И все замолчали. Остапенко обессиленно опустился на койку и виновато сказал Волкову:
— Вот, понимаешь, какая штука получилась…
В конце декабря Волков выписался из госпиталя. Он шел по Фонтанке, и под его сапогами скрипел снег. От слабости кружилась голова и ноги казались легкими и неустойчивыми.
Он дошел до своего дома, немного постоял и вошел во двор. Двор показался ему очень маленьким, и Волков удивился, вспомнив, как несколько лет назад он научился ездить на велосипеде именно в этом дворе. Он зашел к Хабибуллину и взял у него ключи от квартиры.
— Салям, — сказал Хабибуллин. — Живой, здоровый?
— Живой, — ответил Волков и направился к себе на третий этаж.

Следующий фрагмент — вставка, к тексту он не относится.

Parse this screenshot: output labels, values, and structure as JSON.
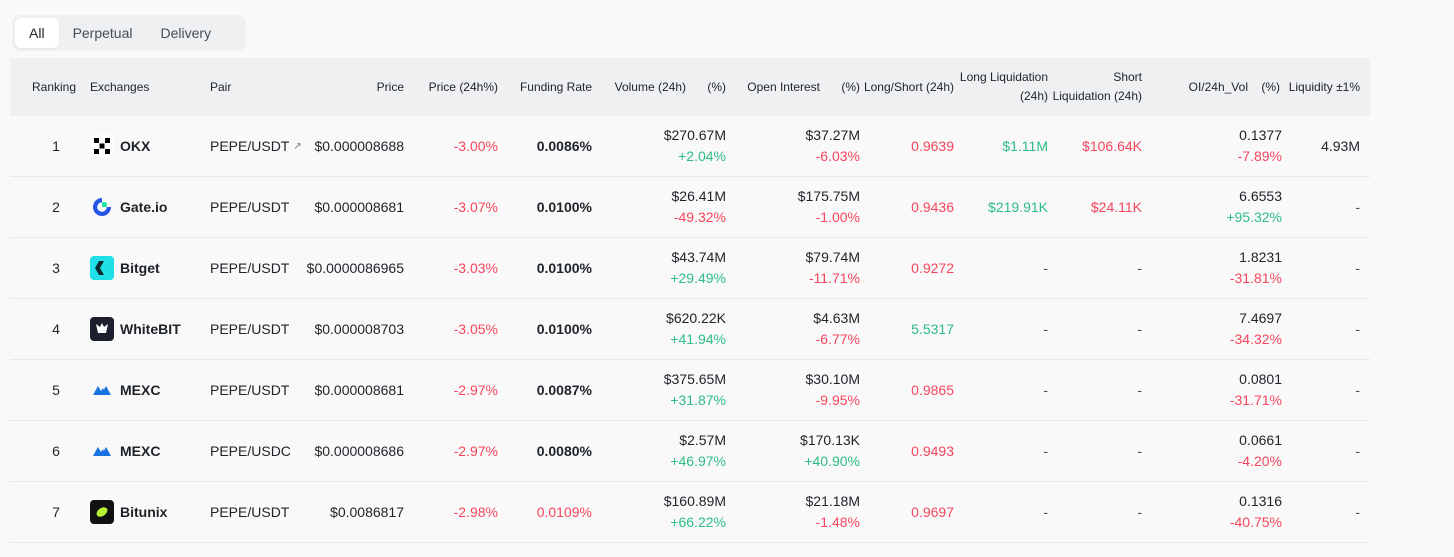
{
  "tabs": [
    {
      "label": "All",
      "active": true
    },
    {
      "label": "Perpetual",
      "active": false
    },
    {
      "label": "Delivery",
      "active": false
    }
  ],
  "headers": {
    "ranking": "Ranking",
    "exchanges": "Exchanges",
    "pair": "Pair",
    "price": "Price",
    "price_24h": "Price (24h%)",
    "funding_rate": "Funding Rate",
    "volume_24h": "Volume (24h)",
    "volume_pct": "(%)",
    "open_interest": "Open Interest",
    "oi_pct": "(%)",
    "long_short": "Long/Short (24h)",
    "long_liq_1": "Long Liquidation",
    "long_liq_2": "(24h)",
    "short_liq_1": "Short",
    "short_liq_2": "Liquidation (24h)",
    "oi_vol": "OI/24h_Vol",
    "oi_vol_pct": "(%)",
    "liquidity": "Liquidity ±1%"
  },
  "rows": [
    {
      "rank": "1",
      "exchange": "OKX",
      "logo": "okx-logo",
      "pair": "PEPE/USDT",
      "pair_link": true,
      "price": "$0.000008688",
      "change": "-3.00%",
      "funding": "0.0086%",
      "funding_color": "dark",
      "volume": "$270.67M",
      "volume_pct": "+2.04%",
      "volume_up": true,
      "oi": "$37.27M",
      "oi_pct": "-6.03%",
      "oi_up": false,
      "long_short": "0.9639",
      "ls_up": false,
      "long_liq": "$1.11M",
      "short_liq": "$106.64K",
      "oi_vol": "0.1377",
      "oi_vol_pct": "-7.89%",
      "oi_vol_up": false,
      "liquidity": "4.93M"
    },
    {
      "rank": "2",
      "exchange": "Gate.io",
      "logo": "gateio-logo",
      "pair": "PEPE/USDT",
      "pair_link": false,
      "price": "$0.000008681",
      "change": "-3.07%",
      "funding": "0.0100%",
      "funding_color": "dark",
      "volume": "$26.41M",
      "volume_pct": "-49.32%",
      "volume_up": false,
      "oi": "$175.75M",
      "oi_pct": "-1.00%",
      "oi_up": false,
      "long_short": "0.9436",
      "ls_up": false,
      "long_liq": "$219.91K",
      "short_liq": "$24.11K",
      "oi_vol": "6.6553",
      "oi_vol_pct": "+95.32%",
      "oi_vol_up": true,
      "liquidity": "-"
    },
    {
      "rank": "3",
      "exchange": "Bitget",
      "logo": "bitget-logo",
      "pair": "PEPE/USDT",
      "pair_link": false,
      "price": "$0.0000086965",
      "change": "-3.03%",
      "funding": "0.0100%",
      "funding_color": "dark",
      "volume": "$43.74M",
      "volume_pct": "+29.49%",
      "volume_up": true,
      "oi": "$79.74M",
      "oi_pct": "-11.71%",
      "oi_up": false,
      "long_short": "0.9272",
      "ls_up": false,
      "long_liq": "-",
      "short_liq": "-",
      "oi_vol": "1.8231",
      "oi_vol_pct": "-31.81%",
      "oi_vol_up": false,
      "liquidity": "-"
    },
    {
      "rank": "4",
      "exchange": "WhiteBIT",
      "logo": "whitebit-logo",
      "pair": "PEPE/USDT",
      "pair_link": false,
      "price": "$0.000008703",
      "change": "-3.05%",
      "funding": "0.0100%",
      "funding_color": "dark",
      "volume": "$620.22K",
      "volume_pct": "+41.94%",
      "volume_up": true,
      "oi": "$4.63M",
      "oi_pct": "-6.77%",
      "oi_up": false,
      "long_short": "5.5317",
      "ls_up": true,
      "long_liq": "-",
      "short_liq": "-",
      "oi_vol": "7.4697",
      "oi_vol_pct": "-34.32%",
      "oi_vol_up": false,
      "liquidity": "-"
    },
    {
      "rank": "5",
      "exchange": "MEXC",
      "logo": "mexc-logo",
      "pair": "PEPE/USDT",
      "pair_link": false,
      "price": "$0.000008681",
      "change": "-2.97%",
      "funding": "0.0087%",
      "funding_color": "dark",
      "volume": "$375.65M",
      "volume_pct": "+31.87%",
      "volume_up": true,
      "oi": "$30.10M",
      "oi_pct": "-9.95%",
      "oi_up": false,
      "long_short": "0.9865",
      "ls_up": false,
      "long_liq": "-",
      "short_liq": "-",
      "oi_vol": "0.0801",
      "oi_vol_pct": "-31.71%",
      "oi_vol_up": false,
      "liquidity": "-"
    },
    {
      "rank": "6",
      "exchange": "MEXC",
      "logo": "mexc-logo",
      "pair": "PEPE/USDC",
      "pair_link": false,
      "price": "$0.000008686",
      "change": "-2.97%",
      "funding": "0.0080%",
      "funding_color": "dark",
      "volume": "$2.57M",
      "volume_pct": "+46.97%",
      "volume_up": true,
      "oi": "$170.13K",
      "oi_pct": "+40.90%",
      "oi_up": true,
      "long_short": "0.9493",
      "ls_up": false,
      "long_liq": "-",
      "short_liq": "-",
      "oi_vol": "0.0661",
      "oi_vol_pct": "-4.20%",
      "oi_vol_up": false,
      "liquidity": "-"
    },
    {
      "rank": "7",
      "exchange": "Bitunix",
      "logo": "bitunix-logo",
      "pair": "PEPE/USDT",
      "pair_link": false,
      "price": "$0.0086817",
      "change": "-2.98%",
      "funding": "0.0109%",
      "funding_color": "red",
      "volume": "$160.89M",
      "volume_pct": "+66.22%",
      "volume_up": true,
      "oi": "$21.18M",
      "oi_pct": "-1.48%",
      "oi_up": false,
      "long_short": "0.9697",
      "ls_up": false,
      "long_liq": "-",
      "short_liq": "-",
      "oi_vol": "0.1316",
      "oi_vol_pct": "-40.75%",
      "oi_vol_up": false,
      "liquidity": "-"
    }
  ],
  "colors": {
    "up": "#2ebd85",
    "down": "#f6465d"
  }
}
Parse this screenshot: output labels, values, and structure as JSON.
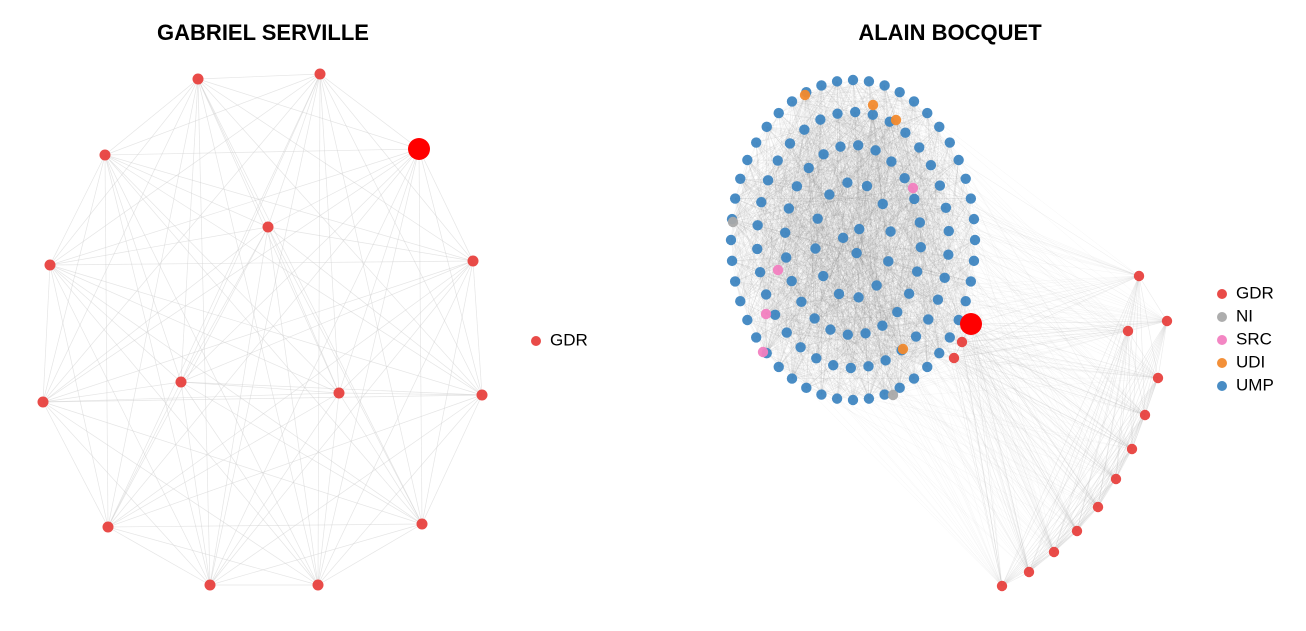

Он остановился у дверей своей квартиры и почему-то осторожно вставил ключ в скважину. Машинально он глянул в отверстия почтового ящика и увидел там письмо. Волков вынул нож, подаренный ему Остапенко, открыл ножом ящик и достал письмо.
В сумраке лестницы разобрал только, что «Волкову», и подумал: «Надо будет отцу переслать», а потом плюнул и решил вскрыть конверт. По конверту бежали волнистые линии штампа цензуры.
Волков надорвал конверт и вынул типографский бланк со вписанными чернилами словами.
Это было извещение о гибели отца…
… На рейхстаге Волков расписался четыре раза. За себя, за мать, за отца и за мертвого Сашку Рейна… Постоял немного, подумал и расписался в пятый раз. За Федосеевну.
В июне сорок пятого пришел приказ: «Всех военнослужащих рядового и сержантского состава рождения 1926 — 1927 годов, имеющих образование не ниже восьми классов, направить в офицерские училища и школы для прохождения дальнейшей службы…»
Волков попал на Урал в военно-авиационную школу.
Целый год Волков ходил в караул и занимался в классах УЛО — учебно-летного отдела. Он изучал радиосвязь, теорию полета, воздушную навигацию, аэродинамику, бомбометание, моторы, стрелково-пушечное вооружение, аэрофотосъемку и многое другое.
Кроме того, Волков занимался акробатикой.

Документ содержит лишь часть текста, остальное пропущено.